It doesn't say where in Thailand.

----------


## harrybarracuda

Kick in the teeth for China then.

----------


## Davis Knowlton

^^Rayong Province.

----------


## Mid

_According to Caterpillar, its first production base will be built on a 60,000 square-meter plot of land in Rayong Province.

_US-based construction company chooses Thailand as its production base : National News Bureau of Thailand

----------


## Cujo

> Kick in the teeth for China then.


China's getting too big for it's boots. 
Now that they're doing OK they're making it difficult for foreign companies to do business there. This is probably a bit of a shock to them in their arrogance. 
Though they do now have companies that would be competitors of Cat.

----------


## sabang

They are making big diesel engines, and Thailand already makes a a lot of diesel engines. Thailand has a useful niche with it's auto manufacturing sector, with Michelin, Ford and now Cat announcing new plants in the last year. Additional good news is that this is Cat's first manufacturing plant in Thailand.

----------


## Carnwadrick

Two years ago Caterpillar promised Obama that they would soon be hiring new workers, oops! they forgot to tell him they would not be in the USA

----------


## who

Davis Knowlton--Rayong Province.

     I'll bet your right.
.

----------


## Tom Sawyer

> It doesn't say where in Thailand.


Rayong. But that's a minor point.

The bigger point is that these guys wouldn't have invested here unless they had a pretty clear idea that Thailand was a safe U.S. ally for the medium term at least.

----------


## Happyman

Bloody hell ! 
 worked for them as international service manager for 16 years - they know I am in Thailand (cos they pay me a pension here)- and the buggers didn't tell me !!

 :Roll Eyes (Sarcastic):

----------


## Butterfly

only 800 jobs ? hardly news worthy,

----------


## Rural Surin

> Originally Posted by Dug
> 
> 
> It doesn't say where in Thailand.
> 
> 
> Rayong. But that's a minor point.
> 
> The bigger point is that these guys wouldn't have invested here unless they had a pretty clear idea that Thailand was a safe U.S. ally for the medium term at least.

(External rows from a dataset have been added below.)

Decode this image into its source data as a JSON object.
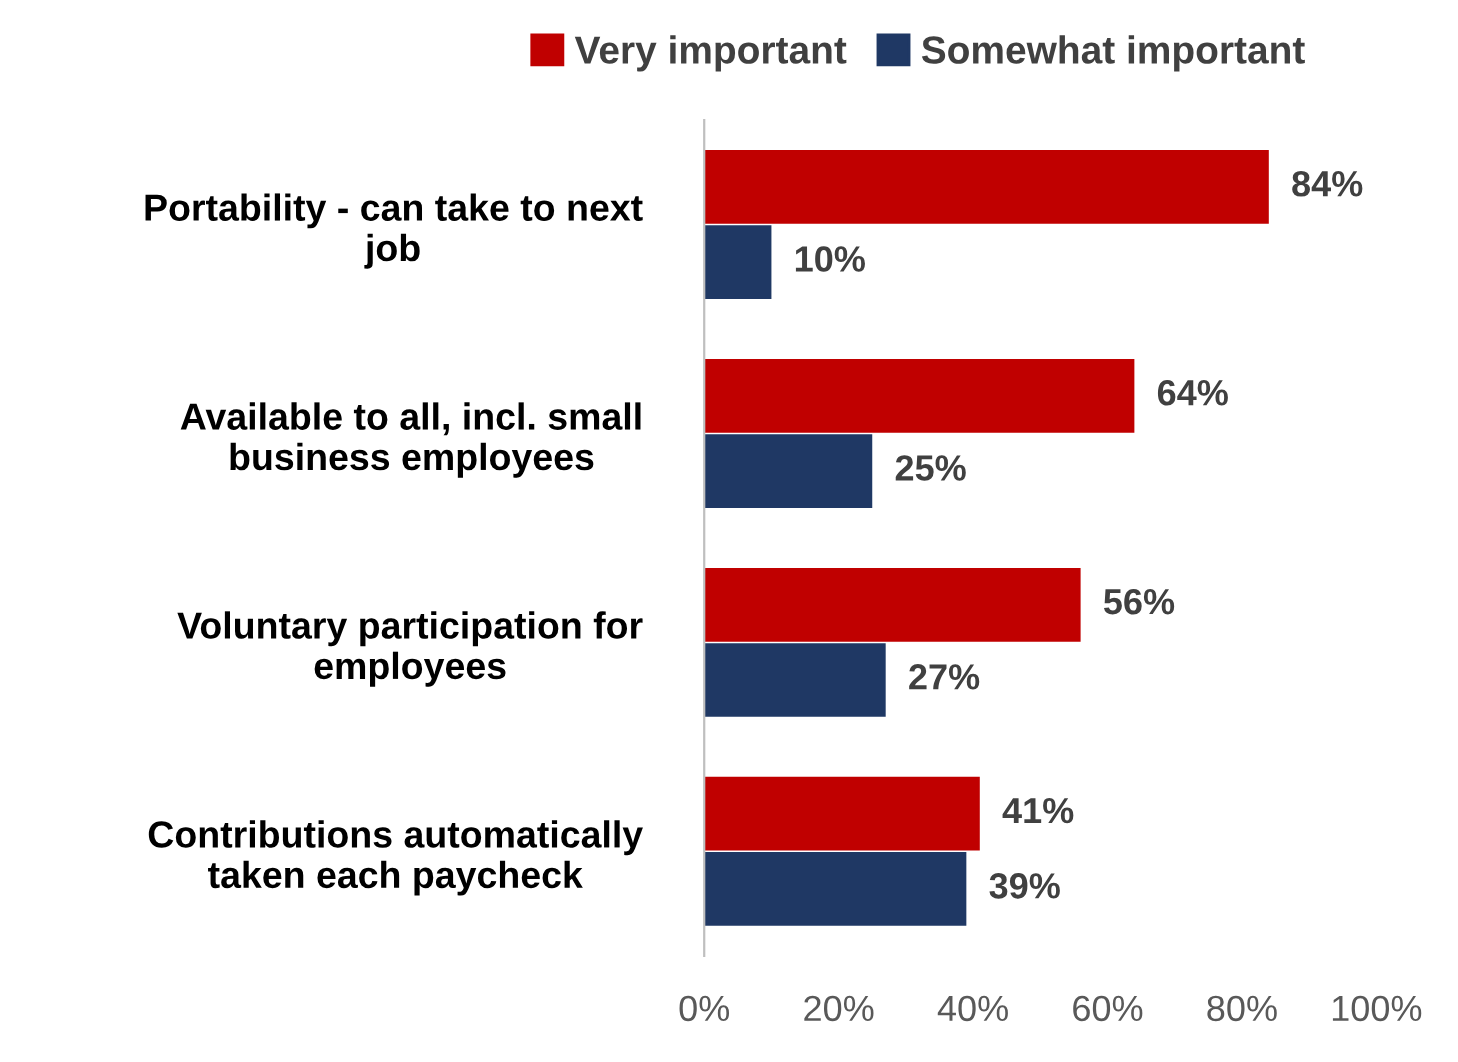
{
  "chart_data": {
    "type": "bar",
    "orientation": "horizontal",
    "categories": [
      "Portability - can take to next\njob",
      "Available to all, incl. small\nbusiness employees",
      "Voluntary participation for\nemployees",
      "Contributions automatically\ntaken each paycheck"
    ],
    "series": [
      {
        "name": "Very important",
        "color": "#c00000",
        "values": [
          84,
          64,
          56,
          41
        ],
        "value_labels": [
          "84%",
          "64%",
          "56%",
          "41%"
        ]
      },
      {
        "name": "Somewhat important",
        "color": "#1f3864",
        "values": [
          10,
          25,
          27,
          39
        ],
        "value_labels": [
          "10%",
          "25%",
          "27%",
          "39%"
        ]
      }
    ],
    "xlim": [
      0,
      100
    ],
    "xticks": [
      {
        "value": 0,
        "label": "0%"
      },
      {
        "value": 20,
        "label": "20%"
      },
      {
        "value": 40,
        "label": "40%"
      },
      {
        "value": 60,
        "label": "60%"
      },
      {
        "value": 80,
        "label": "80%"
      },
      {
        "value": 100,
        "label": "100%"
      }
    ],
    "grid": false,
    "legend": "top"
  }
}
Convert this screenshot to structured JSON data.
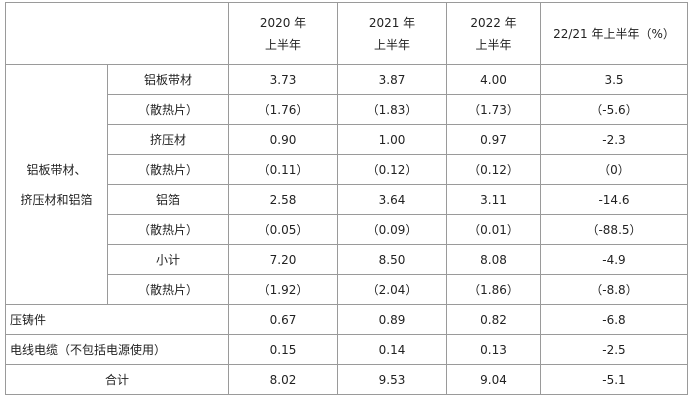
{
  "table": {
    "header": [
      [
        "2020 年",
        "上半年"
      ],
      [
        "2021 年",
        "上半年"
      ],
      [
        "2022 年",
        "上半年"
      ],
      [
        "22/21 年上半年（%）"
      ]
    ],
    "group": [
      "铝板带材、",
      "挤压材和铝箔"
    ],
    "group_rows": [
      [
        "铝板带材",
        "3.73",
        "3.87",
        "4.00",
        "3.5"
      ],
      [
        "（散热片）",
        "（1.76）",
        "（1.83）",
        "（1.73）",
        "（-5.6）"
      ],
      [
        "挤压材",
        "0.90",
        "1.00",
        "0.97",
        "-2.3"
      ],
      [
        "（散热片）",
        "（0.11）",
        "（0.12）",
        "（0.12）",
        "（0）"
      ],
      [
        "铝箔",
        "2.58",
        "3.64",
        "3.11",
        "-14.6"
      ],
      [
        "（散热片）",
        "（0.05）",
        "（0.09）",
        "（0.01）",
        "（-88.5）"
      ],
      [
        "小计",
        "7.20",
        "8.50",
        "8.08",
        "-4.9"
      ],
      [
        "（散热片）",
        "（1.92）",
        "（2.04）",
        "（1.86）",
        "（-8.8）"
      ]
    ],
    "other_rows": [
      [
        "压铸件",
        "0.67",
        "0.89",
        "0.82",
        "-6.8"
      ],
      [
        "电线电缆（不包括电源使用）",
        "0.15",
        "0.14",
        "0.13",
        "-2.5"
      ]
    ],
    "total": [
      "合计",
      "8.02",
      "9.53",
      "9.04",
      "-5.1"
    ]
  }
}
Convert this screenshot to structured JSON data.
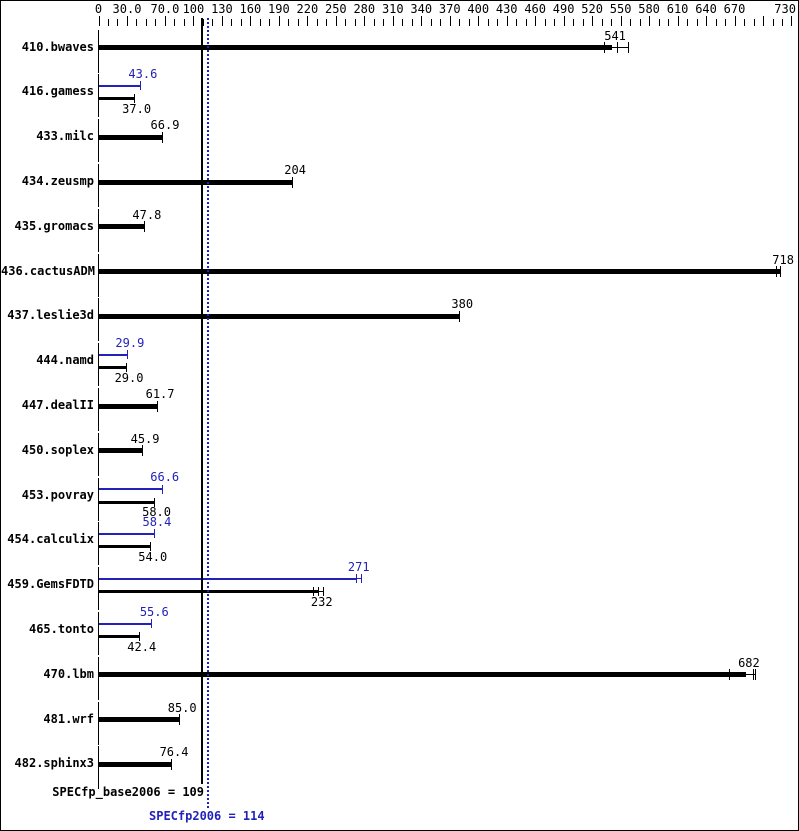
{
  "colors": {
    "base": "#000000",
    "peak": "#2222bb",
    "background": "#ffffff",
    "border": "#000000"
  },
  "summary": {
    "base_label": "SPECfp_base2006 = 109",
    "base_value": 109,
    "peak_label": "SPECfp2006 = 114",
    "peak_value": 114
  },
  "chart_data": {
    "type": "bar",
    "orientation": "horizontal",
    "title": "",
    "xlabel": "",
    "ylabel": "",
    "xlim": [
      0,
      730
    ],
    "minor_tick_step": 10,
    "grid": false,
    "x_ticks": [
      {
        "value": 0,
        "label": "0"
      },
      {
        "value": 30,
        "label": "30.0"
      },
      {
        "value": 70,
        "label": "70.0"
      },
      {
        "value": 100,
        "label": "100"
      },
      {
        "value": 130,
        "label": "130"
      },
      {
        "value": 160,
        "label": "160"
      },
      {
        "value": 190,
        "label": "190"
      },
      {
        "value": 220,
        "label": "220"
      },
      {
        "value": 250,
        "label": "250"
      },
      {
        "value": 280,
        "label": "280"
      },
      {
        "value": 310,
        "label": "310"
      },
      {
        "value": 340,
        "label": "340"
      },
      {
        "value": 370,
        "label": "370"
      },
      {
        "value": 400,
        "label": "400"
      },
      {
        "value": 430,
        "label": "430"
      },
      {
        "value": 460,
        "label": "460"
      },
      {
        "value": 490,
        "label": "490"
      },
      {
        "value": 520,
        "label": "520"
      },
      {
        "value": 550,
        "label": "550"
      },
      {
        "value": 580,
        "label": "580"
      },
      {
        "value": 610,
        "label": "610"
      },
      {
        "value": 640,
        "label": "640"
      },
      {
        "value": 670,
        "label": "670"
      },
      {
        "value": 700,
        "label": ""
      },
      {
        "value": 730,
        "label": "730"
      }
    ],
    "categories": [
      "410.bwaves",
      "416.gamess",
      "433.milc",
      "434.zeusmp",
      "435.gromacs",
      "436.cactusADM",
      "437.leslie3d",
      "444.namd",
      "447.dealII",
      "450.soplex",
      "453.povray",
      "454.calculix",
      "459.GemsFDTD",
      "465.tonto",
      "470.lbm",
      "481.wrf",
      "482.sphinx3"
    ],
    "series": [
      {
        "name": "base",
        "color": "#000000",
        "values": [
          541,
          37.0,
          66.9,
          204,
          47.8,
          718,
          380,
          29.0,
          61.7,
          45.9,
          58.0,
          54.0,
          232,
          42.4,
          682,
          85.0,
          76.4
        ]
      },
      {
        "name": "peak",
        "color": "#2222bb",
        "values": [
          null,
          43.6,
          null,
          null,
          null,
          null,
          null,
          29.9,
          null,
          null,
          66.6,
          58.4,
          271,
          55.6,
          null,
          null,
          null
        ]
      }
    ],
    "reference_lines": [
      {
        "value": 109,
        "style": "solid",
        "color": "#000000",
        "label": "SPECfp_base2006 = 109"
      },
      {
        "value": 114,
        "style": "dotted",
        "color": "#2222bb",
        "label": "SPECfp2006 = 114"
      }
    ],
    "rows": [
      {
        "name": "410.bwaves",
        "bars": [
          {
            "series": "base",
            "value": 541,
            "label": "541",
            "runs": [
              533,
              546,
              558
            ]
          }
        ]
      },
      {
        "name": "416.gamess",
        "bars": [
          {
            "series": "peak",
            "value": 43.6,
            "label": "43.6",
            "runs": [
              43.6
            ]
          },
          {
            "series": "base",
            "value": 37.0,
            "label": "37.0",
            "runs": [
              37.0
            ]
          }
        ]
      },
      {
        "name": "433.milc",
        "bars": [
          {
            "series": "base",
            "value": 66.9,
            "label": "66.9",
            "runs": [
              66.9
            ]
          }
        ]
      },
      {
        "name": "434.zeusmp",
        "bars": [
          {
            "series": "base",
            "value": 204,
            "label": "204",
            "runs": [
              204
            ]
          }
        ]
      },
      {
        "name": "435.gromacs",
        "bars": [
          {
            "series": "base",
            "value": 47.8,
            "label": "47.8",
            "runs": [
              47.8
            ]
          }
        ]
      },
      {
        "name": "436.cactusADM",
        "bars": [
          {
            "series": "base",
            "value": 718,
            "label": "718",
            "runs": [
              714,
              718
            ]
          }
        ]
      },
      {
        "name": "437.leslie3d",
        "bars": [
          {
            "series": "base",
            "value": 380,
            "label": "380",
            "runs": [
              380
            ]
          }
        ]
      },
      {
        "name": "444.namd",
        "bars": [
          {
            "series": "peak",
            "value": 29.9,
            "label": "29.9",
            "runs": [
              29.9
            ]
          },
          {
            "series": "base",
            "value": 29.0,
            "label": "29.0",
            "runs": [
              29.0
            ]
          }
        ]
      },
      {
        "name": "447.dealII",
        "bars": [
          {
            "series": "base",
            "value": 61.7,
            "label": "61.7",
            "runs": [
              61.7
            ]
          }
        ]
      },
      {
        "name": "450.soplex",
        "bars": [
          {
            "series": "base",
            "value": 45.9,
            "label": "45.9",
            "runs": [
              45.9
            ]
          }
        ]
      },
      {
        "name": "453.povray",
        "bars": [
          {
            "series": "peak",
            "value": 66.6,
            "label": "66.6",
            "runs": [
              66.6
            ]
          },
          {
            "series": "base",
            "value": 58.0,
            "label": "58.0",
            "runs": [
              58.0
            ]
          }
        ]
      },
      {
        "name": "454.calculix",
        "bars": [
          {
            "series": "peak",
            "value": 58.4,
            "label": "58.4",
            "runs": [
              58.4
            ]
          },
          {
            "series": "base",
            "value": 54.0,
            "label": "54.0",
            "runs": [
              54.0
            ]
          }
        ]
      },
      {
        "name": "459.GemsFDTD",
        "bars": [
          {
            "series": "peak",
            "value": 271,
            "label": "271",
            "runs": [
              271,
              277
            ]
          },
          {
            "series": "base",
            "value": 232,
            "label": "232",
            "runs": [
              226,
              231,
              237
            ]
          }
        ]
      },
      {
        "name": "465.tonto",
        "bars": [
          {
            "series": "peak",
            "value": 55.6,
            "label": "55.6",
            "runs": [
              55.6
            ]
          },
          {
            "series": "base",
            "value": 42.4,
            "label": "42.4",
            "runs": [
              42.4
            ]
          }
        ]
      },
      {
        "name": "470.lbm",
        "bars": [
          {
            "series": "base",
            "value": 682,
            "label": "682",
            "runs": [
              664,
              689,
              692
            ]
          }
        ]
      },
      {
        "name": "481.wrf",
        "bars": [
          {
            "series": "base",
            "value": 85.0,
            "label": "85.0",
            "runs": [
              85.0
            ]
          }
        ]
      },
      {
        "name": "482.sphinx3",
        "bars": [
          {
            "series": "base",
            "value": 76.4,
            "label": "76.4",
            "runs": [
              76.4
            ]
          }
        ]
      }
    ]
  }
}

I smell a skunk..or a few.

----------


## Travelmate

> ^^Rayong Province.


They already have a large plant in Bangna.

----------


## BobR

It's closer to Israel, Caterpillar are the corporate scum who sell modified tractors to Israel for arbitrarily knocking down Palestinian homes on the West Bank.   Nice people to welcome to Thailand.

But seriously that may have played a role in this decision since the Chinese may have enough of a conscience or be unbiased enough not to want their products used for terrorism.

----------


## Cujo

> But seriously that may have played a role in this decision since the Chinese may have enough of a conscience or be unbiased enough not to want their products used for terrorism.


 The Chinese couldn't give a fuck.

----------


## kmart

> Originally Posted by BobR
> 
> 
>  But seriously that may have played a role in this decision since the Chinese may have enough of a conscience or be unbiased enough not to want their products used for terrorism.
> 
> 
>  The Chinese couldn't give a fuck.


Exactly. Construction machinery is just what it says on the box anyway.

----------


## Thormaturge

How long before the Thais design their own logo.

----------